Surely, a 78 percent drop in the Nasdaq and a near 40 percent fall in the broader stock indexes deserve the lion’s share of blame for this business-investment recession.

In the new economy, the stock market is essential to the investment funding of business and the income- and wealth-creating activities of the 50 percent of adults called the investor class. When the market cost of capital rises sharply, as in 2000-02, investment activity hemorrhages.

This is why President Bush’s 2003 across-the-board tax plan — aimed especially at risk-taking investors (capital gains and dividends) — was brilliantly crafted. Since its passage, the stock market and the economy have emerged from a long slumber. If the Kerry Democrats repeal Mr. Bush’s investment tax incentives, the economy will rapidly retreat.

The other major cause of the investment recession was unbelievably bad policy from the Federal Reserve. Key sensitive market price indicators, ignored by the central bank in 2000, warned of a world-class liquidity deflation. In particular, the normal difference between long- and short-term interest rates was turned upside down as Treasury bills yielded more than bonds. This inverted yield curve was a classic recessionary sign.

As the Fed stupidly kept taking money out of the economy, gold and commodity prices crashed by about 20 percent. The ensuing dollar scarcity caused the greenback to soar on foreign exchange markets.

Why did the Fed wreak this havoc? It was worried about fictitious inflation that never developed. Prices, profits, equity values, and production collapsed in the wake of the Fed’s unrelenting monetary deflation. It was one of the greatest Fed blunders of all time.

Today, the central bank is again worried about inflation, even though deflationary pressures only seemed to end about a year ago. Even now, manufacturing hard-good prices are falling slightly after dropping steadily by 2 percent to 3 percent during the prior three years.

Since the Fed’s rate increase on June 30, its first in four years, growth-sensitive Nasdaq stocks have dropped nearly 10 percent. Dollar value in terms of gold, commodities (excluding energy) and foreign currencies has strengthened since early this year as a tax-cut-led business-investment recovery gradually absorbs the excess money the Fed created in 2003.
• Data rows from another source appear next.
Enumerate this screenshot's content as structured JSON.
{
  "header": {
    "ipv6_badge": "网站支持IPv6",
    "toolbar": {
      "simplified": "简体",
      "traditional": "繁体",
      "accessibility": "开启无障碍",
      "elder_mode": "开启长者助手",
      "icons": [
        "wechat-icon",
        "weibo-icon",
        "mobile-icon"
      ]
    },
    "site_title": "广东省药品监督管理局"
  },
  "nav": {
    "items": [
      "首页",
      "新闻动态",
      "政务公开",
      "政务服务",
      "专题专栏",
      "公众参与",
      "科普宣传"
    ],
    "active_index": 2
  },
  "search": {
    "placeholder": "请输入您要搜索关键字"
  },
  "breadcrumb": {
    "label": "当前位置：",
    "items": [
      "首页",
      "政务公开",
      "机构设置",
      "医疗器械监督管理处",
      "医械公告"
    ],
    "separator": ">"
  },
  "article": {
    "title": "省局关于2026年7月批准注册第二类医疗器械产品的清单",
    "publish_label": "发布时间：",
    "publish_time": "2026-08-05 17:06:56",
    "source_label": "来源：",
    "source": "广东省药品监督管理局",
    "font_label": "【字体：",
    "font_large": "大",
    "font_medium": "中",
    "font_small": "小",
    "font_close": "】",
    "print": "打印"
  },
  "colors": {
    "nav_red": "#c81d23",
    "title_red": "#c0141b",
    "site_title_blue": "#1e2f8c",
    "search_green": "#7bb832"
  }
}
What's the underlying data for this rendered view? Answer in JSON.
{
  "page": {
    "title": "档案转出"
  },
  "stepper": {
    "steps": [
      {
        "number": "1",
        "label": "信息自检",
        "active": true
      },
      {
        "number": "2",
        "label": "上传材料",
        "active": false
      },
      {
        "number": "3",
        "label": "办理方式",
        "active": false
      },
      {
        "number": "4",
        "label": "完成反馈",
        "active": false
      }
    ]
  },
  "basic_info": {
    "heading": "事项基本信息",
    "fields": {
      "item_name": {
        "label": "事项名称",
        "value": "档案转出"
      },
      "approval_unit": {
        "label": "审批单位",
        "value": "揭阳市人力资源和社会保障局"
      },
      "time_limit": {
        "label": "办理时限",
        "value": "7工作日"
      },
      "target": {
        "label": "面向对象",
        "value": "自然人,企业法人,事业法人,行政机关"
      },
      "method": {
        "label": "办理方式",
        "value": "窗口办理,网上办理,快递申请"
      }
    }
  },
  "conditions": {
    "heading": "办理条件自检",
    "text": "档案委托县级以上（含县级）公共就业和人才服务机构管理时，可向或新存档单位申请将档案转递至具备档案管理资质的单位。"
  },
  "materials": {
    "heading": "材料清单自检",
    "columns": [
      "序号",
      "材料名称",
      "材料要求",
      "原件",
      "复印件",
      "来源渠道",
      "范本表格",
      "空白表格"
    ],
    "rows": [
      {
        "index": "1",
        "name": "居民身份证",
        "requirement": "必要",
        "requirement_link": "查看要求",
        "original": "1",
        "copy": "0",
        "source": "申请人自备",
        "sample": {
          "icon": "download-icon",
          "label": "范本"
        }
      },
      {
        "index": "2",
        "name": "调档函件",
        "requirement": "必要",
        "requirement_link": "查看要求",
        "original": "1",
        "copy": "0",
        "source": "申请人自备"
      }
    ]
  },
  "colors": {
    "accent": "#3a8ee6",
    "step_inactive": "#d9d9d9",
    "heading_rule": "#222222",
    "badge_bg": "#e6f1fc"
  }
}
Core inflation rates are already slipping lower after a temporary bulge this past winter. That brings us to the nagging question: Does the Fed really have to embark on a prolonged series of rate increases? History can be instructive. There is no need for Mr. Greenspan to prove Santayana yet one more time.

Lawrence Kudlow is a nationally syndicated columnist and is chief executive officeer of Kudlow & Co., LLC, and CNBC’s economics commentator.